En la televisión llaman turba a quienes lo han perdido todo mientras tertulianos y youtubers hocican en el fango mediático. Cómo extrañarse de que los gobernados, intuyendo los intereses en juego y el papel arbitral de la monarquía para su reparto entre los partidos estatales, arremetan contra la clase reinante en toda su extensión.
La falta de adopción de medidas de urgencia como el estado de alarma —esta vez sí—, en combinación con la intervención del ejército en aplicación de la Ley Orgánica de la Defensa Nacional, entre otras medidas imprescindibles, obedece a razones de conveniencia política de las facciones que parasitan al Estado. La concurrencia de ausencia de representación, de la organización territorial y del reparto del poder diseñados por el Estado autonómico y la carencia de una jefatura de Estado electiva con atribución del mando supremo del ejército, ha generado la tormenta sistémica perfecta.
Se dirá que es un hecho puntual derivado de una situación extrema, de una causa particular. Sin embargo, en virtud del efecto Montesquieu, si una causa particular es capaz de poner en un brete al Estado, es que había antes una causa general susceptible de hacerlo perecer por cualquier motivo singular.
El Rey, cúspide de esta organización, pide perdón, embarrado por las consecuencias de su funcionamiento. Pero, ¿por qué, o mejor dicho, de qué pide perdón? ¿De no haber hecho nada por su propia impotencia institucional? ¿De lo que han hecho o dejado de hacer quienes escriben sus discursos y dirigen su actuación exterior? ¿De su propio papel de moderador de los apetitos de los partidos que han dado lugar al abandono de la población?
Un Rey no puede pedir nunca perdón sin dejar de ser soberano. Como dijera el siempre añorado Trevijano en su sermón renacentista de 19 de abril de 2012 en Radio Libertad Constituyente dissoluta est monarchia: «Un Rey que pide perdón pierde hasta la condición de reyezuelo de quita y pon. La relación del Rey con los gobernados es de orden sentimental. Si el sentimiento mítico de la Corona se esfuma, aunque solo sea un momento, nada ni nadie podrá ya restituirlo.
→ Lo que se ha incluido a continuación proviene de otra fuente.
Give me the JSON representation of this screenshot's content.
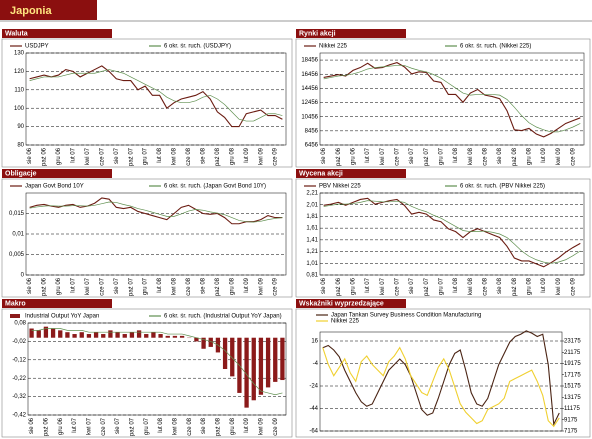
{
  "header": {
    "title": "Japonia"
  },
  "chart_data": [
    {
      "type": "line",
      "title": "Waluta",
      "categories": [
        "sie 06",
        null,
        "paź 06",
        null,
        "gru 06",
        null,
        "lut 07",
        null,
        "kwi 07",
        null,
        "cze 07",
        null,
        "sie 07",
        null,
        "paź 07",
        null,
        "gru 07",
        null,
        "lut 08",
        null,
        "kwi 08",
        null,
        "cze 08",
        null,
        "sie 08",
        null,
        "paź 08",
        null,
        "gru 08",
        null,
        "lut 09",
        null,
        "kwi 09",
        null,
        "cze 09",
        null
      ],
      "series": [
        {
          "name": "USDJPY",
          "color": "#6b1c12",
          "values": [
            116,
            117,
            118,
            117,
            118,
            121,
            120,
            117,
            119,
            121,
            123,
            120,
            116,
            115,
            115,
            110,
            112,
            107,
            107,
            100,
            103,
            105,
            106,
            107,
            109,
            105,
            98,
            95,
            90,
            90,
            97,
            98,
            99,
            96,
            96,
            94
          ]
        },
        {
          "name": "6 okr. śr. ruch. (USDJPY)",
          "color": "#5f8f4f",
          "values": [
            115,
            116,
            117,
            117,
            117,
            118,
            119,
            119,
            119,
            119,
            120,
            121,
            120,
            119,
            117,
            115,
            113,
            111,
            109,
            106,
            104,
            103,
            103,
            104,
            106,
            107,
            105,
            102,
            98,
            94,
            93,
            93,
            95,
            97,
            97,
            96
          ]
        }
      ],
      "ylim": [
        80,
        130
      ],
      "yticks": [
        80,
        90,
        100,
        110,
        120,
        130
      ],
      "grid": true,
      "legend": "top"
    },
    {
      "type": "line",
      "title": "Rynki akcji",
      "categories": [
        "sie 06",
        null,
        "paź 06",
        null,
        "gru 06",
        null,
        "lut 07",
        null,
        "kwi 07",
        null,
        "cze 07",
        null,
        "sie 07",
        null,
        "paź 07",
        null,
        "gru 07",
        null,
        "lut 08",
        null,
        "kwi 08",
        null,
        "cze 08",
        null,
        "sie 08",
        null,
        "paź 08",
        null,
        "gru 08",
        null,
        "lut 09",
        null,
        "kwi 09",
        null,
        "cze 09",
        null
      ],
      "series": [
        {
          "name": "Nikkei 225",
          "color": "#6b1c12",
          "values": [
            16000,
            16200,
            16400,
            16200,
            17000,
            17400,
            18000,
            17300,
            17400,
            17800,
            18100,
            17500,
            16500,
            16800,
            16700,
            15500,
            15300,
            13600,
            13600,
            12500,
            13800,
            14300,
            13500,
            13300,
            13000,
            11300,
            8600,
            8500,
            8800,
            8000,
            7600,
            8100,
            8800,
            9500,
            9900,
            10300
          ]
        },
        {
          "name": "6 okr. śr. ruch. (Nikkei 225)",
          "color": "#5f8f4f",
          "values": [
            15800,
            16000,
            16200,
            16300,
            16500,
            16800,
            17200,
            17400,
            17500,
            17600,
            17700,
            17700,
            17300,
            17000,
            16800,
            16400,
            15900,
            15200,
            14500,
            13800,
            13500,
            13600,
            13600,
            13600,
            13500,
            12900,
            11800,
            10600,
            9600,
            9000,
            8600,
            8300,
            8300,
            8600,
            9000,
            9500
          ]
        }
      ],
      "ylim": [
        6456,
        19456
      ],
      "yticks": [
        6456,
        8456,
        10456,
        12456,
        14456,
        16456,
        18456
      ],
      "grid": true,
      "legend": "top"
    },
    {
      "type": "line",
      "title": "Obligacje",
      "categories": [
        "sie 06",
        null,
        "paź 06",
        null,
        "gru 06",
        null,
        "lut 07",
        null,
        "kwi 07",
        null,
        "cze 07",
        null,
        "sie 07",
        null,
        "paź 07",
        null,
        "gru 07",
        null,
        "lut 08",
        null,
        "kwi 08",
        null,
        "cze 08",
        null,
        "sie 08",
        null,
        "paź 08",
        null,
        "gru 08",
        null,
        "lut 09",
        null,
        "kwi 09",
        null,
        "cze 09",
        null
      ],
      "series": [
        {
          "name": "Japan Govt Bond 10Y",
          "color": "#6b1c12",
          "values": [
            0.0165,
            0.017,
            0.0172,
            0.0168,
            0.0165,
            0.017,
            0.0172,
            0.0165,
            0.0168,
            0.0175,
            0.0188,
            0.0185,
            0.0165,
            0.0162,
            0.0165,
            0.0155,
            0.015,
            0.0145,
            0.014,
            0.0135,
            0.015,
            0.0165,
            0.017,
            0.016,
            0.015,
            0.0148,
            0.015,
            0.014,
            0.0125,
            0.0125,
            0.013,
            0.013,
            0.0135,
            0.0145,
            0.014,
            0.014
          ]
        },
        {
          "name": "6 okr. śr. ruch. (Japan Govt Bond 10Y)",
          "color": "#5f8f4f",
          "values": [
            0.0163,
            0.0166,
            0.0168,
            0.0169,
            0.0168,
            0.0168,
            0.0169,
            0.0169,
            0.0168,
            0.017,
            0.0174,
            0.0178,
            0.0177,
            0.0172,
            0.0168,
            0.0162,
            0.0158,
            0.0153,
            0.0148,
            0.0143,
            0.0143,
            0.0149,
            0.0156,
            0.016,
            0.0158,
            0.0154,
            0.0151,
            0.0147,
            0.014,
            0.0133,
            0.013,
            0.0129,
            0.0131,
            0.0135,
            0.0138,
            0.014
          ]
        }
      ],
      "ylim": [
        0,
        0.02
      ],
      "yticks": [
        0,
        {
          "value": 0.005,
          "label": "0,005"
        },
        {
          "value": 0.01,
          "label": "0,01"
        },
        {
          "value": 0.015,
          "label": "0,015"
        }
      ],
      "grid": true,
      "legend": "top"
    },
    {
      "type": "line",
      "title": "Wycena akcji",
      "categories": [
        "sie 06",
        null,
        "paź 06",
        null,
        "gru 06",
        null,
        "lut 07",
        null,
        "kwi 07",
        null,
        "cze 07",
        null,
        "sie 07",
        null,
        "paź 07",
        null,
        "gru 07",
        null,
        "lut 08",
        null,
        "kwi 08",
        null,
        "cze 08",
        null,
        "sie 08",
        null,
        "paź 08",
        null,
        "gru 08",
        null,
        "lut 09",
        null,
        "kwi 09",
        null,
        "cze 09",
        null
      ],
      "series": [
        {
          "name": "PBV Nikkei 225",
          "color": "#6b1c12",
          "values": [
            2.0,
            2.02,
            2.05,
            2.0,
            2.05,
            2.1,
            2.12,
            2.02,
            2.05,
            2.08,
            2.1,
            2.0,
            1.85,
            1.88,
            1.85,
            1.75,
            1.72,
            1.6,
            1.55,
            1.45,
            1.55,
            1.6,
            1.55,
            1.5,
            1.45,
            1.3,
            1.1,
            1.05,
            1.05,
            1.0,
            0.95,
            1.02,
            1.1,
            1.2,
            1.28,
            1.35
          ]
        },
        {
          "name": "6 okr. śr. ruch. (PBV Nikkei 225)",
          "color": "#5f8f4f",
          "values": [
            1.98,
            2.0,
            2.02,
            2.02,
            2.03,
            2.05,
            2.08,
            2.07,
            2.06,
            2.06,
            2.07,
            2.05,
            1.98,
            1.93,
            1.89,
            1.83,
            1.78,
            1.71,
            1.64,
            1.57,
            1.55,
            1.55,
            1.56,
            1.54,
            1.51,
            1.45,
            1.34,
            1.22,
            1.13,
            1.07,
            1.03,
            1.01,
            1.03,
            1.07,
            1.14,
            1.22
          ]
        }
      ],
      "ylim": [
        0.81,
        2.21
      ],
      "yticks": [
        {
          "value": 0.81,
          "label": "0,81"
        },
        {
          "value": 1.01,
          "label": "1,01"
        },
        {
          "value": 1.21,
          "label": "1,21"
        },
        {
          "value": 1.41,
          "label": "1,41"
        },
        {
          "value": 1.61,
          "label": "1,61"
        },
        {
          "value": 1.81,
          "label": "1,81"
        },
        {
          "value": 2.01,
          "label": "2,01"
        },
        {
          "value": 2.21,
          "label": "2,21"
        }
      ],
      "grid": true,
      "legend": "top"
    },
    {
      "type": "bar",
      "title": "Makro",
      "categories": [
        "sie 06",
        null,
        "paź 06",
        null,
        "gru 06",
        null,
        "lut 07",
        null,
        "kwi 07",
        null,
        "cze 07",
        null,
        "sie 07",
        null,
        "paź 07",
        null,
        "gru 07",
        null,
        "lut 08",
        null,
        "kwi 08",
        null,
        "cze 08",
        null,
        "sie 08",
        null,
        "paź 08",
        null,
        "gru 08",
        null,
        "lut 09",
        null,
        "kwi 09",
        null,
        "cze 09",
        null
      ],
      "series": [
        {
          "name": "Industrial Output YoY Japan",
          "color": "#8b1a1a",
          "type": "bar",
          "values": [
            0.05,
            0.04,
            0.06,
            0.05,
            0.04,
            0.03,
            0.02,
            0.03,
            0.02,
            0.03,
            0.02,
            0.04,
            0.03,
            0.02,
            0.03,
            0.04,
            0.02,
            0.03,
            0.02,
            0.01,
            0.01,
            0.01,
            0.0,
            -0.02,
            -0.06,
            -0.05,
            -0.08,
            -0.17,
            -0.21,
            -0.3,
            -0.38,
            -0.34,
            -0.31,
            -0.27,
            -0.24,
            -0.23
          ]
        },
        {
          "name": "6 okr. śr. ruch. (Industrial Output YoY Japan)",
          "color": "#5f8f4f",
          "type": "line",
          "values": [
            0.04,
            0.04,
            0.05,
            0.05,
            0.05,
            0.04,
            0.04,
            0.04,
            0.03,
            0.03,
            0.03,
            0.03,
            0.03,
            0.03,
            0.03,
            0.03,
            0.03,
            0.03,
            0.03,
            0.02,
            0.02,
            0.02,
            0.01,
            0.0,
            -0.01,
            -0.02,
            -0.04,
            -0.07,
            -0.11,
            -0.15,
            -0.2,
            -0.25,
            -0.29,
            -0.3,
            -0.31,
            -0.3
          ]
        }
      ],
      "ylim": [
        -0.42,
        0.08
      ],
      "yticks": [
        {
          "value": -0.42,
          "label": "-0,42"
        },
        {
          "value": -0.32,
          "label": "-0,32"
        },
        {
          "value": -0.22,
          "label": "-0,22"
        },
        {
          "value": -0.12,
          "label": "-0,12"
        },
        {
          "value": -0.02,
          "label": "-0,02"
        },
        {
          "value": 0.08,
          "label": "0,08"
        }
      ],
      "grid": true,
      "legend": "top"
    },
    {
      "type": "line",
      "title": "Wskaźniki wyprzedzające",
      "series": [
        {
          "name": "Japan Tankan Survey Business Condition Manufacturing",
          "color": "#4a2414",
          "values": [
            10,
            12,
            8,
            2,
            -10,
            -20,
            -30,
            -38,
            -42,
            -40,
            -30,
            -20,
            -10,
            -5,
            0,
            -5,
            -15,
            -30,
            -45,
            -50,
            -48,
            -35,
            -20,
            -5,
            5,
            8,
            -10,
            -30,
            -40,
            -42,
            -35,
            -20,
            -5,
            5,
            15,
            20,
            22,
            25,
            23,
            20,
            22,
            -5,
            -58,
            -48
          ]
        },
        {
          "name": "Nikkei 225",
          "color": "#f0d030",
          "axis": "y2",
          "values": [
            22000,
            19000,
            17000,
            18500,
            20000,
            17500,
            16000,
            19500,
            20500,
            19000,
            18000,
            17000,
            19500,
            20500,
            22000,
            20000,
            17000,
            15500,
            14000,
            13500,
            16000,
            18500,
            20000,
            18000,
            15000,
            12000,
            10500,
            9500,
            8500,
            9000,
            11000,
            11500,
            12000,
            13000,
            16000,
            16500,
            17000,
            17500,
            18000,
            16000,
            13500,
            9000,
            8000,
            9500
          ]
        }
      ],
      "ylim": [
        -64,
        24
      ],
      "yticks": [
        -64,
        -44,
        -24,
        -4,
        16
      ],
      "y2lim": [
        7175,
        24775
      ],
      "y2ticks": [
        7175,
        9175,
        11175,
        13175,
        15175,
        17175,
        19175,
        21175,
        23175
      ],
      "grid": true,
      "legend": "top"
    }
  ]
}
Un Rey humillado es un Rey muerto en vida».
Y es que las legitimaciones carismáticas o tradicionales solo se sostienen en el amor o en el temor. Si un monarca no es admirado ni temido, no puede ser nunca respetado. Los gobernados han mostrado con hechos por primera vez la esterilidad del amor no correspondido, y que no tienen miedo después de haberse quedado sin nada. La presencia real, con la comitiva del gobierno saliendo de najas, ha tenido el mismo efecto, que no resultado al menos de momento, del «que coman pasteles» de María Antonieta cuando se le decía que los campesinos no tenían pan.
Cuidado, porque si los súbditos han percibido ya la mentira de la monarquía de los partidos es imposible que su descomposición no haya sido antes olida por las oligarquías. Y si estas concluyen que aquella ya no les es útil, la dejarán caer sin la menor duda. Disuelta en el agua de la riada por este acto de humillación, desaparece la razón ontológica de la institución.
Por eso hay que estar alerta para evitar el continuismo de la relación de poder que sustituya la monarquía de partidos por una república también partidocrática. Volviendo a la misma arenga de Trevijano antes citada, y a lo que nos ocupa «esta vez, la República Constitucional, que es la única alternativa pacífica a la Monarquía de los Partidos, no será fruto de improvisaciones ni de ensoñaciones. Producto de la libertad constituyente y fuente de la democracia representativa, será criterio de racionalización modernizadora del Estado». Que así sea.